Оказавшись в Серра Пелата и осмотревшись, Жозе точно понял, что в карьер он не полезет, а попробует заработать на азарте людей и выбраться отсюда живым как можно скорее, желательно – не замарав белых брюк. План рискованный – ведь азартные игры в Серра Пелата были запрещены. Но лучше рискнуть, чем точно сдохнуть в огромном, вонючем, кишащем больными людьми овраге, громко именуемом карьером.
Вечером в бараке Жозе начал своё шоу, и дело пошло. Запреты запретами, а люди хотели отвлечься от смертельной усталости и навязчивых мыслей о том, где же оно, долгожданное богатство. В первый же вечер Жозе выиграл приличный самородок и золотого песка по мелочи.
Картина третья, еще более стремительная, чем первая. Жозе несётся по улице, перепрыгивая через ящики и тележки торговцев. За ним, не отставая, бегут полицейские.
Понимая, что с таким богатством до утра ему не дожить, Жозе отправился в «город грехов», расположенный неподалёку для удобства желающих этим грехам предаться. Он шёл, избегая патрулей и отсиживаясь в кустах. А утром в городе его уже искали и, конечно, нашли.

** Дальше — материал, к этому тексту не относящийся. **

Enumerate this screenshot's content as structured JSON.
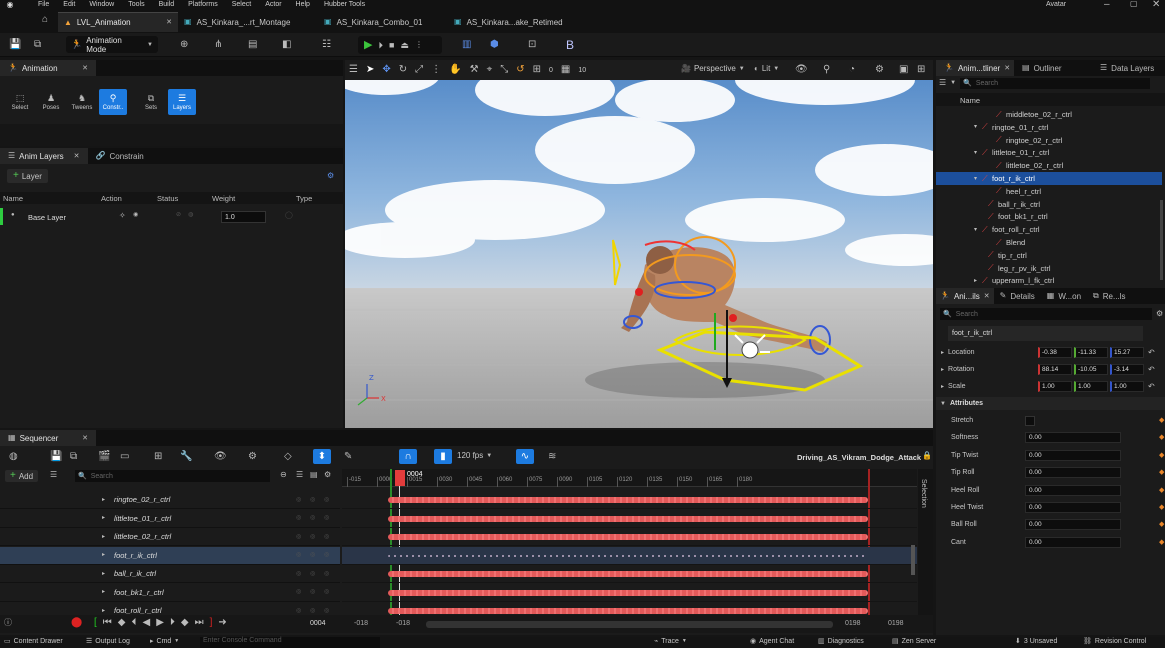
{
  "menu": [
    "File",
    "Edit",
    "Window",
    "Tools",
    "Build",
    "Platforms",
    "Select",
    "Actor",
    "Help",
    "Hubber Tools"
  ],
  "user": "Avatar",
  "doc_tabs": [
    "LVL_Animation",
    "AS_Kinkara_...rt_Montage",
    "AS_Kinkara_Combo_01",
    "AS_Kinkara...ake_Retimed"
  ],
  "toolbar": {
    "mode": "Animation Mode"
  },
  "anim_panel": {
    "title": "Animation",
    "tools": [
      "Select",
      "Poses",
      "Tweens",
      "Constr..",
      "Sets",
      "Layers"
    ]
  },
  "anim_layers": {
    "tabs": [
      "Anim Layers",
      "Constrain"
    ],
    "add_label": "Layer",
    "columns": [
      "Name",
      "Action",
      "Status",
      "Weight",
      "Type"
    ],
    "rows": [
      {
        "name": "Base Layer",
        "weight": "1.0"
      }
    ]
  },
  "viewport": {
    "perspective": "Perspective",
    "lit": "Lit",
    "snap_angle": "0",
    "snap_grid": "10"
  },
  "outliner": {
    "tabs": [
      "Anim...tliner",
      "Outliner",
      "Data Layers"
    ],
    "search_placeholder": "Search",
    "column": "Name",
    "items": [
      {
        "label": "middletoe_02_r_ctrl",
        "indent": 60,
        "arrow": ""
      },
      {
        "label": "ringtoe_01_r_ctrl",
        "indent": 46,
        "arrow": "▾"
      },
      {
        "label": "ringtoe_02_r_ctrl",
        "indent": 60,
        "arrow": ""
      },
      {
        "label": "littletoe_01_r_ctrl",
        "indent": 46,
        "arrow": "▾"
      },
      {
        "label": "littletoe_02_r_ctrl",
        "indent": 60,
        "arrow": ""
      },
      {
        "label": "foot_r_ik_ctrl",
        "indent": 46,
        "arrow": "▾",
        "selected": true
      },
      {
        "label": "heel_r_ctrl",
        "indent": 60,
        "arrow": ""
      },
      {
        "label": "ball_r_ik_ctrl",
        "indent": 52,
        "arrow": ""
      },
      {
        "label": "foot_bk1_r_ctrl",
        "indent": 52,
        "arrow": ""
      },
      {
        "label": "foot_roll_r_ctrl",
        "indent": 46,
        "arrow": "▾"
      },
      {
        "label": "Blend",
        "indent": 60,
        "arrow": ""
      },
      {
        "label": "tip_r_ctrl",
        "indent": 52,
        "arrow": ""
      },
      {
        "label": "leg_r_pv_ik_ctrl",
        "indent": 52,
        "arrow": ""
      },
      {
        "label": "upperarm_l_fk_ctrl",
        "indent": 46,
        "arrow": "▸"
      }
    ]
  },
  "details": {
    "tabs": [
      "Ani...ils",
      "Details",
      "W...on",
      "Re...ls"
    ],
    "search_placeholder": "Search",
    "object": "foot_r_ik_ctrl",
    "location": {
      "label": "Location",
      "x": "-0.38",
      "y": "-11.33",
      "z": "15.27"
    },
    "rotation": {
      "label": "Rotation",
      "x": "88.14",
      "y": "-10.05",
      "z": "-3.14"
    },
    "scale": {
      "label": "Scale",
      "x": "1.00",
      "y": "1.00",
      "z": "1.00"
    },
    "attributes_header": "Attributes",
    "attributes": [
      {
        "label": "Stretch",
        "type": "check"
      },
      {
        "label": "Softness",
        "value": "0.00"
      },
      {
        "label": "Tip Twist",
        "value": "0.00"
      },
      {
        "label": "Tip Roll",
        "value": "0.00"
      },
      {
        "label": "Heel Roll",
        "value": "0.00"
      },
      {
        "label": "Heel Twist",
        "value": "0.00"
      },
      {
        "label": "Ball Roll",
        "value": "0.00"
      },
      {
        "label": "Cant",
        "value": "0.00"
      }
    ]
  },
  "sequencer": {
    "title": "Sequencer",
    "fps": "120 fps",
    "sequence_name": "Driving_AS_Vikram_Dodge_Attack",
    "add_label": "Add",
    "search_placeholder": "Search",
    "current_frame": "0004",
    "frame_field": "0004",
    "range_start": "-018",
    "range_start2": "-018",
    "range_end": "0198",
    "range_end2": "0198",
    "ticks": [
      "-015",
      "0000",
      "0015",
      "0030",
      "0045",
      "0060",
      "0075",
      "0090",
      "0105",
      "0120",
      "0135",
      "0150",
      "0165",
      "0180"
    ],
    "tracks": [
      "ringtoe_02_r_ctrl",
      "littletoe_01_r_ctrl",
      "littletoe_02_r_ctrl",
      "foot_r_ik_ctrl",
      "ball_r_ik_ctrl",
      "foot_bk1_r_ctrl",
      "foot_roll_r_ctrl"
    ],
    "selected_track": 3,
    "selection_label": "Selection"
  },
  "statusbar": {
    "content_drawer": "Content Drawer",
    "output_log": "Output Log",
    "cmd": "Cmd",
    "console_placeholder": "Enter Console Command",
    "trace": "Trace",
    "agent_chat": "Agent Chat",
    "diagnostics": "Diagnostics",
    "zen": "Zen Server",
    "unsaved": "3 Unsaved",
    "revision": "Revision Control"
  },
  "colors": {
    "accent_blue": "#1d7be0",
    "key_red": "#e35a5a",
    "selection_blue": "#1c4f9c"
  }
}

Когда полицейский окликнул его, Жозе стартанул. Бежал он так быстро и вдохновенно, что на Олимпиаде-80, которая проходила в тот год в далёкой Москве, вполне мог бы претендовать на медаль. Но преследователи тоже бежали вдохновенно и тоже могли бы претендовать, поскольку в случае неудачи им бы досталось не меньше, чем Жозе.
Картина четвёртая, отчаянная. Жозе меняет стратегию, но не уверен, на что.
Жозе несся не разбирая дороги, и, понимая, что ему не оторваться, заскочил в самые большие двери, которые попались на глаза.
Бордель. У стойки стояла крупная фигуристая женщина – видимо, Мадам. Жозе прерывисто дышал, глаза сверкали, рубашка потемнела от пота. Мадам повела рукой.
– По коридору направо, номер 4. Быстро! – и крикнула – Роза, Лита, в четвертый и помочь одеться!
Роза и Лита быстро раздели Жозе, потом одели, накрасили, устроили на кровати и ушли.
За дверью раздался шум. Ключ снаружи повернулся и в комнату ввалились двое с пистолетами.
– Да вот же он! – и один выстрелил. По ткани чёрного атласного халата расплывалось мокрое пятно. Тёмное на тёмном. Жозе закричал.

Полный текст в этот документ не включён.